С учетом уже изложенных причин фрейдовская интерпретация отцеубийства в «Братьях Карамазовых» (как и в биографии самого Достоевского) кажется ей близорукой и едва ли не ретроградной. Для того, чтобы по-настоящему оценить значение «Братьев Карамазовых» нужна была бы не «микроскопическая», а «макроскопическая» оптика, не фрейдовский психоанализ, а широкая культурно-историческая постановка проблем. Ибо в «Братьях Карамазовых» речь идет не о частной драме некоего «папочки» по имени Федор Павлович Карамазов и о «комплексах» его сыновей, а о смене больших эпох в истории человечества [3, с. 396].

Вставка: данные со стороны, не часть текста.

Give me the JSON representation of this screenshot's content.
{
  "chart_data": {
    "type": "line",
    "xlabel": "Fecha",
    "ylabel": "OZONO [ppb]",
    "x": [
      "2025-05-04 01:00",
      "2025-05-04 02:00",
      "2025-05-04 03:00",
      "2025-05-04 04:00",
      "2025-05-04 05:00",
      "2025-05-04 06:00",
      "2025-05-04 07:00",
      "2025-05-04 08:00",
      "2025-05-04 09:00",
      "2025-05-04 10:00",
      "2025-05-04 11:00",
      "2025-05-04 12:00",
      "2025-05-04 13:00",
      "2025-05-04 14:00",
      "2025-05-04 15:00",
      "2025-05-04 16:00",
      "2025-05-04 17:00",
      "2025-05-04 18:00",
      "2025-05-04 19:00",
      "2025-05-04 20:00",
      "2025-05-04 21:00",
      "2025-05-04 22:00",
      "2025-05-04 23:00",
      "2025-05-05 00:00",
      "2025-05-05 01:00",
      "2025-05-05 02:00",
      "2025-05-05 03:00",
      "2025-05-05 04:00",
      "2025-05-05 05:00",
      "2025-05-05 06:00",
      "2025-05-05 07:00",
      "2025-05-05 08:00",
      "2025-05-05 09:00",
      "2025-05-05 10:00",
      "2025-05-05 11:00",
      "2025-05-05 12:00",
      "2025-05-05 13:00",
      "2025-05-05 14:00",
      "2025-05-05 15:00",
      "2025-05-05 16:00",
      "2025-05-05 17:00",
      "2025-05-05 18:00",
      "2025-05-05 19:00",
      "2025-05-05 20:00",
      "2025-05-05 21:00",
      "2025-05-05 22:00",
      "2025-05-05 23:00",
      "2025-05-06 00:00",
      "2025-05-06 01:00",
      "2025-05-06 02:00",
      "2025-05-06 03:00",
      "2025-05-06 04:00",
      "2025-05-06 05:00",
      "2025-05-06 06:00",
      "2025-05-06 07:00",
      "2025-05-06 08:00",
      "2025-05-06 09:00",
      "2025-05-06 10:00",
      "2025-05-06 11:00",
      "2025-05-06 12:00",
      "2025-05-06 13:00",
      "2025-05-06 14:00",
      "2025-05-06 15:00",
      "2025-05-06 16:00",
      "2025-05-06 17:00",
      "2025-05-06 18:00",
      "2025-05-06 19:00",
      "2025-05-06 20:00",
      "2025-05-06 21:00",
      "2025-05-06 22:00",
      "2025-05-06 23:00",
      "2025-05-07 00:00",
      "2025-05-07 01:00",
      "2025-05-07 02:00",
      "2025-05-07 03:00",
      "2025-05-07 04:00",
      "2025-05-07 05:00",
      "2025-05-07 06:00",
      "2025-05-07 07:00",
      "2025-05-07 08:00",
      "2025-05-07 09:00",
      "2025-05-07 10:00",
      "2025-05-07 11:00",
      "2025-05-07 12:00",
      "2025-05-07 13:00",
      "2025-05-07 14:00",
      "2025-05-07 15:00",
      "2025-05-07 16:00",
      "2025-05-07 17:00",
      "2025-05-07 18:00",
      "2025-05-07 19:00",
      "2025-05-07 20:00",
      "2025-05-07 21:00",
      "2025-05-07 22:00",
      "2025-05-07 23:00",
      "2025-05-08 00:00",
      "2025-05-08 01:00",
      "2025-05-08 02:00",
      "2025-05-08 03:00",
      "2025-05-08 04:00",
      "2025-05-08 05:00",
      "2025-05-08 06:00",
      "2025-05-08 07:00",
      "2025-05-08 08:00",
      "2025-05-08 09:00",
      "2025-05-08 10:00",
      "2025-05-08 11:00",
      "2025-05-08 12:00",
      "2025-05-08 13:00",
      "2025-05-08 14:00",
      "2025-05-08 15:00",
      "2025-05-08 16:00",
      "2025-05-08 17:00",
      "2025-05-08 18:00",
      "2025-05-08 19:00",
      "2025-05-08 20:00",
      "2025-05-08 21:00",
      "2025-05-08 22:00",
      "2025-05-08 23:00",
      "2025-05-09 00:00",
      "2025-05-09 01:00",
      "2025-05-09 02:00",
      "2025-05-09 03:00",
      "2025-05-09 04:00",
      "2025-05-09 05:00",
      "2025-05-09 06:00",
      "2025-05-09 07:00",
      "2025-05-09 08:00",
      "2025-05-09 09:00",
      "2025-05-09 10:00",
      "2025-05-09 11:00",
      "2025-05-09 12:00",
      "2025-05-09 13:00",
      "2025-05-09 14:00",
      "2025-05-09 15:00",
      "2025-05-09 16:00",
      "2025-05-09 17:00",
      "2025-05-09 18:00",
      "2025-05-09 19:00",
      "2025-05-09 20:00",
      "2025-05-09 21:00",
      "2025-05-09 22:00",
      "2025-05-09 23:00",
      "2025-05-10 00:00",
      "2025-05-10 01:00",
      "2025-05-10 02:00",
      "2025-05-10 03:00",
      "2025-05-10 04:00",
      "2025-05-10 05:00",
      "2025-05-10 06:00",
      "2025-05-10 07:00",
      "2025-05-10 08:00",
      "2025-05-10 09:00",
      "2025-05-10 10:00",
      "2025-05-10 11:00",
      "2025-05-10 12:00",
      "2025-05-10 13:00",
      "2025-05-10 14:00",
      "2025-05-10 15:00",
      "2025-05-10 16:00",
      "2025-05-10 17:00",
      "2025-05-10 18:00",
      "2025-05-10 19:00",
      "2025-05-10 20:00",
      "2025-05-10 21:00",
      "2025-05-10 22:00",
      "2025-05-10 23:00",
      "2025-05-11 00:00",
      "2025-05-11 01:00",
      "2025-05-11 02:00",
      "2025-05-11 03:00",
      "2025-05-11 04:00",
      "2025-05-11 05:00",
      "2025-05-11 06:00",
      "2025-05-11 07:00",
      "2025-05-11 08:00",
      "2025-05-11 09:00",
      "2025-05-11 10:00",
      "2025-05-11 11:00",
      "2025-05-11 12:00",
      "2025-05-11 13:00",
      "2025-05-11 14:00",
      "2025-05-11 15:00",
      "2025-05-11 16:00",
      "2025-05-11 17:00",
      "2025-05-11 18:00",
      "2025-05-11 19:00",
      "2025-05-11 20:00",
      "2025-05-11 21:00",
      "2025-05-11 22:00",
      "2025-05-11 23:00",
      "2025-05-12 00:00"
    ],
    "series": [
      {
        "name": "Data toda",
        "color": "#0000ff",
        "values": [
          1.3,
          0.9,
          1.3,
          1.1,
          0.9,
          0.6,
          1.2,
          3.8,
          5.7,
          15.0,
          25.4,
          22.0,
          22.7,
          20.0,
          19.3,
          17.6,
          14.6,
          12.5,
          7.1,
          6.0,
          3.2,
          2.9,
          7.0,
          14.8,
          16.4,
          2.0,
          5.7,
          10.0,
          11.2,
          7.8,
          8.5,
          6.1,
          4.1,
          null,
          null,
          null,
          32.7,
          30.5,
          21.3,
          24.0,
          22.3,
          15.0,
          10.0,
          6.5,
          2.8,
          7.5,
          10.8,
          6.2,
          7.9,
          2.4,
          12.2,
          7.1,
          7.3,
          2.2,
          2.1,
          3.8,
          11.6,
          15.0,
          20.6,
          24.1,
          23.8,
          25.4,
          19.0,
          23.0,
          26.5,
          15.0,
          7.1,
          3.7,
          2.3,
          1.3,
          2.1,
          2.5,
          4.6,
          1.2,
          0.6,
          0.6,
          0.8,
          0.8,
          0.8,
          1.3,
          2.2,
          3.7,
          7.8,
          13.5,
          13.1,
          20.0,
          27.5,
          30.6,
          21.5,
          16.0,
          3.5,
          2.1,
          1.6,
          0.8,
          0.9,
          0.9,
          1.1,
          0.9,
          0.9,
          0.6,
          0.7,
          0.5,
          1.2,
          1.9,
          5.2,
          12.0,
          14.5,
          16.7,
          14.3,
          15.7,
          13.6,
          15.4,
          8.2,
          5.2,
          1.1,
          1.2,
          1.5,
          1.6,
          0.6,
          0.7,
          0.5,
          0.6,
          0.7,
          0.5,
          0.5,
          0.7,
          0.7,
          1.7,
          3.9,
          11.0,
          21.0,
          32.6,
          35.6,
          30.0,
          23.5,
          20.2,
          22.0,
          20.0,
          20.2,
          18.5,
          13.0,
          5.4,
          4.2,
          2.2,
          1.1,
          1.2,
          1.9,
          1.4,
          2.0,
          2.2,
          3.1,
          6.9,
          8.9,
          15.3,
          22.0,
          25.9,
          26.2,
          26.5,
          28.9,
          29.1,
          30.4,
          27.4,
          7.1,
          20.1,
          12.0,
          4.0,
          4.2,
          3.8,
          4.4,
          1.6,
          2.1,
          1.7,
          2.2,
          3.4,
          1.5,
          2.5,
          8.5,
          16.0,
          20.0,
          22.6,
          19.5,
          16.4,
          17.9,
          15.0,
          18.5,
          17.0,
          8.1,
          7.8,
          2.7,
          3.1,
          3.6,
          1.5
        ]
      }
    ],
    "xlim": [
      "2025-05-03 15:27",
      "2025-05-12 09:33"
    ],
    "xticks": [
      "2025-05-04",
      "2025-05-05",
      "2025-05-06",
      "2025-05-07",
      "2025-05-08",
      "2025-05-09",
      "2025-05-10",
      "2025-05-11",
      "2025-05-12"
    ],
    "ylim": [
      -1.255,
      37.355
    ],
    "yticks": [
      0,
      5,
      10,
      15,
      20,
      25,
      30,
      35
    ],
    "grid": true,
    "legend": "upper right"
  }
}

Обхождение Кэррик с бахофенским мифологемами, проецируемыми на текст «Братьев Карамазовых», особенно любопытно по следующей причине: Кэррик акцентирует в учении о матриархате (как, впрочем, и в романе Достоевского) не те моменты, которые обращены в прошлое, а те, которые обращены в будущее. В первую очередь это касается мотива грядущего духовного братства. Подобная проекция в будущее не типична для немецкой рецепции Бахофена в 1920-1930-х годах. Мода на учение о матриархате была связана в ту пору преимущественно с тягой в мифическое прошлое с такими его атрибутами, как примат инстинкта над разумом и т.д. [11] Ностальгическая идеализация времен матриархата подразумевала стремление вернуться к истокам, в «материнское лоно».
Предпринятое Кэррик нетривиальное прочтение Бахофена -- при одновременном использовании его категорий для герменевтического проникновения в художественный мир Достоевского -- не является абсолютным исключением в истории немецкого восприятия русского классика. Далее это будет продемонстрировано на примере писателя, даже не подозревавшего о существовании культурно-типологических построений Кэррик, надолго погребенных в старом издательском архиве 1920-х гг.
Речь пойдет о Хансе Эрихе Носсаке (Nossack, 1901-1977) -- известном писателе того поколения, которое заявило о себе в литературе ФРГ после Второй мировой войны, -- и о его романе «Младший брат» («Der jungere Bruder», 1958).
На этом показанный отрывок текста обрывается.